Humor comes in many forms, but not all can be presented on a proper platter. It’s great to see authors that manage to incorporate humor into their work fused with many more elements for their audiences, and Lois-Ann Yamanaka, a third-generation Japanese American author, is no exception. Lois-Ann is the author of many novels, some of her most popular works being Blu’s Hanging, Heads by Harry, The Heart’s Language, and many more amazing books.

\Wild Meat and the Bully Burgers tells the coming-of-age story of Lovey Nariyoshi, a young girl in a working-class Japanese American family in Hilo, Hawaii. Lovey longs to live in a “haole” (white) neighborhood and speak English like a “perfect little American” with “straight blond hair and long Miss America legs. But instead she is “A female Huck Finn with attitude-and a family”, including a father, by turns tender and cruel, who brings home the wild meat rather than bacon; a mother who sends her to Singer sewing classes and turns her into a Toni “home permanent wave monster”; a little sister who can’t understand why Lovey “no can just be you”; a best friend who’s a boy but acts like a girl; and a dog named Spam. And when Lovey talks, “the words always come out like home”-in the rich rhythms of Hawaiian Creole English.

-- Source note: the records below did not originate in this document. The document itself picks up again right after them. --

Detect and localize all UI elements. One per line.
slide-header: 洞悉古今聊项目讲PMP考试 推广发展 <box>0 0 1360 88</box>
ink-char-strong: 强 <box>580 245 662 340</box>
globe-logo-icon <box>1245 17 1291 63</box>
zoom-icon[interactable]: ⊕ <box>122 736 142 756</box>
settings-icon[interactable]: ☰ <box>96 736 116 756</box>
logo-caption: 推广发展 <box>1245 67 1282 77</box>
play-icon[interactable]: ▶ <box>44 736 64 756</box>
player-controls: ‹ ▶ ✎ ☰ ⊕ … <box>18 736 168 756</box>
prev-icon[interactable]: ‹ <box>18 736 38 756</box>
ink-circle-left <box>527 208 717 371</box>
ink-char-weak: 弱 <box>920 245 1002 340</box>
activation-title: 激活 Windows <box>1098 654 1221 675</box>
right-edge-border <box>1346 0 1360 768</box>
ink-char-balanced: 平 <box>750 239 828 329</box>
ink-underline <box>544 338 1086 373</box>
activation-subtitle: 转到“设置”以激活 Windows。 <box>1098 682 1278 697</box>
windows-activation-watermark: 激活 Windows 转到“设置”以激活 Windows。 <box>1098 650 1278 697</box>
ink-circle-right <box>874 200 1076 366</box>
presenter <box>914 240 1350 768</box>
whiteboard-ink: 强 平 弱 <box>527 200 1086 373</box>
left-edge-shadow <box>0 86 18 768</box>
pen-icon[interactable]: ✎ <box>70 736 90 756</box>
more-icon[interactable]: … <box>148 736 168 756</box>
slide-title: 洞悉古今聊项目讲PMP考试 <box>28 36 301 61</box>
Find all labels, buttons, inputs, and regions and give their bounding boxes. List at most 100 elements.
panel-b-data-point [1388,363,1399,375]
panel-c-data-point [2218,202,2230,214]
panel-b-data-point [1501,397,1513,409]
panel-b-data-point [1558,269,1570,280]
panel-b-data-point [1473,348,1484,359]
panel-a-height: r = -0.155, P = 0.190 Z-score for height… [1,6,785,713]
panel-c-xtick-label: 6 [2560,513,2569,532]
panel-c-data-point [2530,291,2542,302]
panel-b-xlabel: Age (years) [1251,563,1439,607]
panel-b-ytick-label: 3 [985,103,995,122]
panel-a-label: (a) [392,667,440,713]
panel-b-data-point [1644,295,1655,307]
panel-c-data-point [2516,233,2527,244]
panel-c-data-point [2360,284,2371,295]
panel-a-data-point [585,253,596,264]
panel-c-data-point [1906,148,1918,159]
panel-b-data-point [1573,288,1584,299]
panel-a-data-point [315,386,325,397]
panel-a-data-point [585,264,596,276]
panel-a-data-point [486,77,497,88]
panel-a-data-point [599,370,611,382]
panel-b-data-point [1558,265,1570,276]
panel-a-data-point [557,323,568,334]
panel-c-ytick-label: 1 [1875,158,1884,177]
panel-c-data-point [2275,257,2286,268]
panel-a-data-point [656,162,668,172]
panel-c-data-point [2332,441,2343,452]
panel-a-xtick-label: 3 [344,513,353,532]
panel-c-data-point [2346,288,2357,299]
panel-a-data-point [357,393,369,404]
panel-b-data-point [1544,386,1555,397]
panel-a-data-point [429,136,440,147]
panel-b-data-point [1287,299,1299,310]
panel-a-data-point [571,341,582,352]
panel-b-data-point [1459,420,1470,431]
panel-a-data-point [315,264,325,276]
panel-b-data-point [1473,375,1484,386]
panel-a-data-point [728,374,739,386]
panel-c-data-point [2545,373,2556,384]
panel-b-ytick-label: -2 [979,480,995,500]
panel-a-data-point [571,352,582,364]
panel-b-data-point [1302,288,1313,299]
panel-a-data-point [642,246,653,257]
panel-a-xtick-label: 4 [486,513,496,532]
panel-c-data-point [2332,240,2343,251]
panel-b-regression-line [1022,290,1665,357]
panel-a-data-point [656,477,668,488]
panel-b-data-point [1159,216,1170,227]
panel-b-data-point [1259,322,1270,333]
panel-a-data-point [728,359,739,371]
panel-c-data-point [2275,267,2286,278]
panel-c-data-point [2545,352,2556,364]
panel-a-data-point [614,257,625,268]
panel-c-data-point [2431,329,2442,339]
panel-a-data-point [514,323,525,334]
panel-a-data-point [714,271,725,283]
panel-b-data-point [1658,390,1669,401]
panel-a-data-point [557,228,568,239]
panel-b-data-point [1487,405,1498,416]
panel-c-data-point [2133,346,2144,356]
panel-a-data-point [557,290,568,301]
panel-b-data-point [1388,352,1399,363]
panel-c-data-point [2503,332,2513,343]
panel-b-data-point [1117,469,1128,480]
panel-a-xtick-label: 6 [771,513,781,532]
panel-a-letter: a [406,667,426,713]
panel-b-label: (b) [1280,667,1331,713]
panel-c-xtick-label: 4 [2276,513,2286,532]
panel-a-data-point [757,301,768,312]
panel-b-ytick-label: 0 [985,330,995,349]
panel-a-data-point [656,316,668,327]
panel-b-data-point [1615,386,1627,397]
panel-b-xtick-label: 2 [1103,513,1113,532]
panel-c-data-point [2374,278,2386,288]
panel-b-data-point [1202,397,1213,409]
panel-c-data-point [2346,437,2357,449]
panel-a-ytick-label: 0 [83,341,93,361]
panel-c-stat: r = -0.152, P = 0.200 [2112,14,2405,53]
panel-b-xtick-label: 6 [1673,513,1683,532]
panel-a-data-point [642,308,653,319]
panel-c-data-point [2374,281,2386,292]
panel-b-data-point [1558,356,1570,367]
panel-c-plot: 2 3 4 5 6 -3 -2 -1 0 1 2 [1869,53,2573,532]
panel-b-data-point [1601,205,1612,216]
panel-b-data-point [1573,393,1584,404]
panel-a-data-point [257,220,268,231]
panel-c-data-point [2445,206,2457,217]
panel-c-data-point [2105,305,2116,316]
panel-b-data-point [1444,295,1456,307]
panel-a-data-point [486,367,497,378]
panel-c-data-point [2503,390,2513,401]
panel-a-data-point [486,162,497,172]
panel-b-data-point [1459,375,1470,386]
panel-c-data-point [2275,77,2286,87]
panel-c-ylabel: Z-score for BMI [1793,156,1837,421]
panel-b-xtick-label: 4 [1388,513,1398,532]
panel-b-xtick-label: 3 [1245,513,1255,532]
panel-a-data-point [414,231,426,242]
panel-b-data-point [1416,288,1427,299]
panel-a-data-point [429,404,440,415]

No matter where you grew up or when, Lovey Nariyoshi is sure to steal your heart.

This book introduces the point of view of a young girl’s treacherous journey living around criticism from everyone around her, but what will she do when the comments get to her? In the words of E. Annie Proulx, short story writer and journalist, this is truly “A rare book-exuberant, fresh-voiced, rich, crazy and stabbing, comic and as true-toned as a crystal glass tapped with a knife”.

It is truly great to see authors such as Lois-Ann Yamanaka to represent diversities in both culture and language, and a point of view that allows many people to feel identified in a book character. People can often find it hard to find characters and topics that manage to represent them, so it is refreshing to see more realistic, down to earth characters that aren’t displayed as being grouped in a hive, and that they have various traits and aspects that allow them to show the side of things that we ourselves see from time to time, whereas other characters are made to display unrealistic tropes and traits that can never truly be lived up to.

The best part of Wild Meat and the Bully Burgers is how well it manages to interpret the struggles that a young child may go through, especially when surrounded by negativity that is never quite expressed in books of this sort. Lois-Ann demonstrates struggles with family, school, language, comparison and stereotypes: many topics that young pre-teens may go through on the daily. Read along as you watch Lovey fight against these tropes, and come to the realization that you don’t need to be perfect to be an exceptional girl.

In all, I rate Lois-Ann Yamanaka’s Wild Meat and the Bully Burgers a solid 9/10; a book that easily appeals to all audiences: from the youngest of souls, to the oldest of hearts.